From the results, we can conclude that traditional domain generalization methods perform even worse than DeepA (the network just fine-tuned using all source domains). Deep domain generalization methods outperform the simply fine-tuned model DeepA. Additionally, our conditional-invariant domain generalization method performs better than domain generalization (DeepD) which matches the marginal distribution.

Table 2. Performance comparison in terms of accuracy (\(\%\)) on VLCS dataset.
Table 3. Performance comparison in terms of accuracy (\(\%\)) on PACS dataset.

5.3 PACS Dataset

PACS [28] consists of four sub-datasets corresponding to four different image styles, including photo (P), art-painting (A), cartoon (C) and sketch (S). Each image style can be viewed as one domain. The numbers of images in each domain are 1670, 2048, 2344, 3929 respectively. We use all the images from the source domains as train set and test on all the images from the target domain. We extract the features from FC7 layer for traditional methods and the GRL layer is also connected to FC7 layer. Other settings including the network architectures are the same as that used in VLCS dataset.
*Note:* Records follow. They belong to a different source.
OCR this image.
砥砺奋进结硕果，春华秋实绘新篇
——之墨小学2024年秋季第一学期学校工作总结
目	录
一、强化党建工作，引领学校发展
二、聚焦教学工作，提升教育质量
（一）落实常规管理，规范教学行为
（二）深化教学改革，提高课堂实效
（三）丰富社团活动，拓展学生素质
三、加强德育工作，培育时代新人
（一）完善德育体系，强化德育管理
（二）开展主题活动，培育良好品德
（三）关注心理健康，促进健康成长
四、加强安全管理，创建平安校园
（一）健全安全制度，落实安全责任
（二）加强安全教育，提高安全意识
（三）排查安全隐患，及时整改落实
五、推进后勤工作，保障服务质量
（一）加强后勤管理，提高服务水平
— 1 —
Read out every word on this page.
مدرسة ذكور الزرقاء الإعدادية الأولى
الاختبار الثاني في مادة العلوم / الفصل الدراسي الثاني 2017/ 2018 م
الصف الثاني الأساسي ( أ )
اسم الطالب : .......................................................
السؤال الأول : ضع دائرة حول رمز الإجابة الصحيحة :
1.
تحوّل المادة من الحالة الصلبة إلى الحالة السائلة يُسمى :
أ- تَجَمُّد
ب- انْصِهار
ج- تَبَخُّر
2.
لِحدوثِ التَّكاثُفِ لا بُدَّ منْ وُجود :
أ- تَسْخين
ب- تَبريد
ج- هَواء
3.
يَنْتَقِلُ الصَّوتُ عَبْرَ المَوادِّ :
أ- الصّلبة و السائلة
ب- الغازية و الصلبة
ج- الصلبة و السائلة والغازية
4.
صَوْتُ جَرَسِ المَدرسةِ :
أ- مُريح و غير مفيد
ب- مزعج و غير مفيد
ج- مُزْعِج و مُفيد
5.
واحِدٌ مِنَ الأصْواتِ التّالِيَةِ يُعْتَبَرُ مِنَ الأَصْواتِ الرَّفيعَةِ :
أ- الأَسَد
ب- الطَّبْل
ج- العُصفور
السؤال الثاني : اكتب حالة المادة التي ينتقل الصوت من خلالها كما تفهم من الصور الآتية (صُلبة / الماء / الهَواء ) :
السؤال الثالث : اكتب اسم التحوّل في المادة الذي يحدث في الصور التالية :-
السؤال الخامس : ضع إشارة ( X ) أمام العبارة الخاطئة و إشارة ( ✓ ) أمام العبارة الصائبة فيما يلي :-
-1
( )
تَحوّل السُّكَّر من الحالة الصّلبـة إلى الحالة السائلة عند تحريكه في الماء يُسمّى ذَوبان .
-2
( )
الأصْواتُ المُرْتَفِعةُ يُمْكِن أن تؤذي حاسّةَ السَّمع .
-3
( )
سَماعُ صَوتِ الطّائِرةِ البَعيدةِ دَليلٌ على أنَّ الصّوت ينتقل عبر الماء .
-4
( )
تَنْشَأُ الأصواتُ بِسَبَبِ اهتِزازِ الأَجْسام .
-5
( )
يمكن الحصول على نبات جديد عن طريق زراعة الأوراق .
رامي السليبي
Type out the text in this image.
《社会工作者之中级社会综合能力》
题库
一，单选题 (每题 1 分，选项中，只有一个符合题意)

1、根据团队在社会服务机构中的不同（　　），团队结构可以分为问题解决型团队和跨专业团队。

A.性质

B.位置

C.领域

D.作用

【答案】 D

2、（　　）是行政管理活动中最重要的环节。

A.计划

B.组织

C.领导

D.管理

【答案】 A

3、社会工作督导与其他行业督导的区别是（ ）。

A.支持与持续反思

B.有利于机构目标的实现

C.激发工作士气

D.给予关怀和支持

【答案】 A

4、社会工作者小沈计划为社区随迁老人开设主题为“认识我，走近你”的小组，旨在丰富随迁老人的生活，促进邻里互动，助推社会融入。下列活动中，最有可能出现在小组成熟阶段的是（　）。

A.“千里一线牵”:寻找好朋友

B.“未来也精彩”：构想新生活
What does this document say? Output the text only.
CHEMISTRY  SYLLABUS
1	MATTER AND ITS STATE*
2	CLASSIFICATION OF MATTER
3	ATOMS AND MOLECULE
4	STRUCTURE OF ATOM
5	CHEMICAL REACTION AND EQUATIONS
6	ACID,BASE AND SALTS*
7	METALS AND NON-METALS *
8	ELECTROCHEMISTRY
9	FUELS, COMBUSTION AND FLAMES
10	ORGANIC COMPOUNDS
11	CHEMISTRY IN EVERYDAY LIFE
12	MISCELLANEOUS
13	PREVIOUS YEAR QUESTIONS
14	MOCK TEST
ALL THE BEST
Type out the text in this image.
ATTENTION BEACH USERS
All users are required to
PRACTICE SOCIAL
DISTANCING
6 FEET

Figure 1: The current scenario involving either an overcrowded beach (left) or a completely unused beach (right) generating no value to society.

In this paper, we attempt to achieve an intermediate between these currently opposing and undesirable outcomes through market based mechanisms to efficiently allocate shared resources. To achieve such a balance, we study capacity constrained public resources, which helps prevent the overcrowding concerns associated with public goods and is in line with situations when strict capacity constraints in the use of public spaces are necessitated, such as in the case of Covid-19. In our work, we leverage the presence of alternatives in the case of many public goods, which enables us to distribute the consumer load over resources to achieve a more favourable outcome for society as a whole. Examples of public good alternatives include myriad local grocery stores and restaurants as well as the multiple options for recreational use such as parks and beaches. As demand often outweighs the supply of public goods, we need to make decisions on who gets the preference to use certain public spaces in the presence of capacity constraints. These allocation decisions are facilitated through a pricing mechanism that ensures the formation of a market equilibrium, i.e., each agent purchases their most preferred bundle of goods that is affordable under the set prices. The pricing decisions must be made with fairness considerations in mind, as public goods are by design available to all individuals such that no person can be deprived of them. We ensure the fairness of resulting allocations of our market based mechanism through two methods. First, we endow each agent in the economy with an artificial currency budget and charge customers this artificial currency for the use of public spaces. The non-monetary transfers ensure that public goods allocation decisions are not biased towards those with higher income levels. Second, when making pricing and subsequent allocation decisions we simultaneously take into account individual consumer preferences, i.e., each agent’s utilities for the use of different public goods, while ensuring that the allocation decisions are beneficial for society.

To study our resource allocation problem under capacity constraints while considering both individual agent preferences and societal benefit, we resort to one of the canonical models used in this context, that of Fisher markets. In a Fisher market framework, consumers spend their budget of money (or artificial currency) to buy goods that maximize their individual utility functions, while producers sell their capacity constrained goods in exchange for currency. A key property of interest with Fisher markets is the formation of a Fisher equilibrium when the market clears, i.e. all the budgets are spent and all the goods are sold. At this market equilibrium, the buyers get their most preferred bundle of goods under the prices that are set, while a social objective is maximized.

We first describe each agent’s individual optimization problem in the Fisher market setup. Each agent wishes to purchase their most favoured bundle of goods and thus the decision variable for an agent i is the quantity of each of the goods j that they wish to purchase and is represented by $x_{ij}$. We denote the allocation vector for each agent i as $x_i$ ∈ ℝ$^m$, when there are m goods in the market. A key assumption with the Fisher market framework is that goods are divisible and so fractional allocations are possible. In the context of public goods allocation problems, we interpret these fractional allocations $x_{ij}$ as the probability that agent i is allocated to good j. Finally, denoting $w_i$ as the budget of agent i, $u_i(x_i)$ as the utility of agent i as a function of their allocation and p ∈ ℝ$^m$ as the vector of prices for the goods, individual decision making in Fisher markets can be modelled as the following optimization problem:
The results are shown in Table 3. Similar conclusions can be made as that in the experiments of VLCS dataset. The reason DeepN performs worse than DeepC is that PACS has larger data bias and variance of P(Y). The class-conditional domain classification networks cannot learn well with just images in one specific image class and not considering the changes in P(Y) across domains.

6 Conclusions

In this paper, we proposed a novel conditional-invariant deep domain generalization method. This method is superior than previous works because it matches conditional distributions by considering the changes in P(Y) rather than marginal distributions, thus it can better learn domain invariant features. We prove that the distributions of multiple source domains can be perfectly matched with our proposed multi-player minimax value. Additionally, extensive experiments are conducted and the results demonstrate the effectiveness of our proposed method.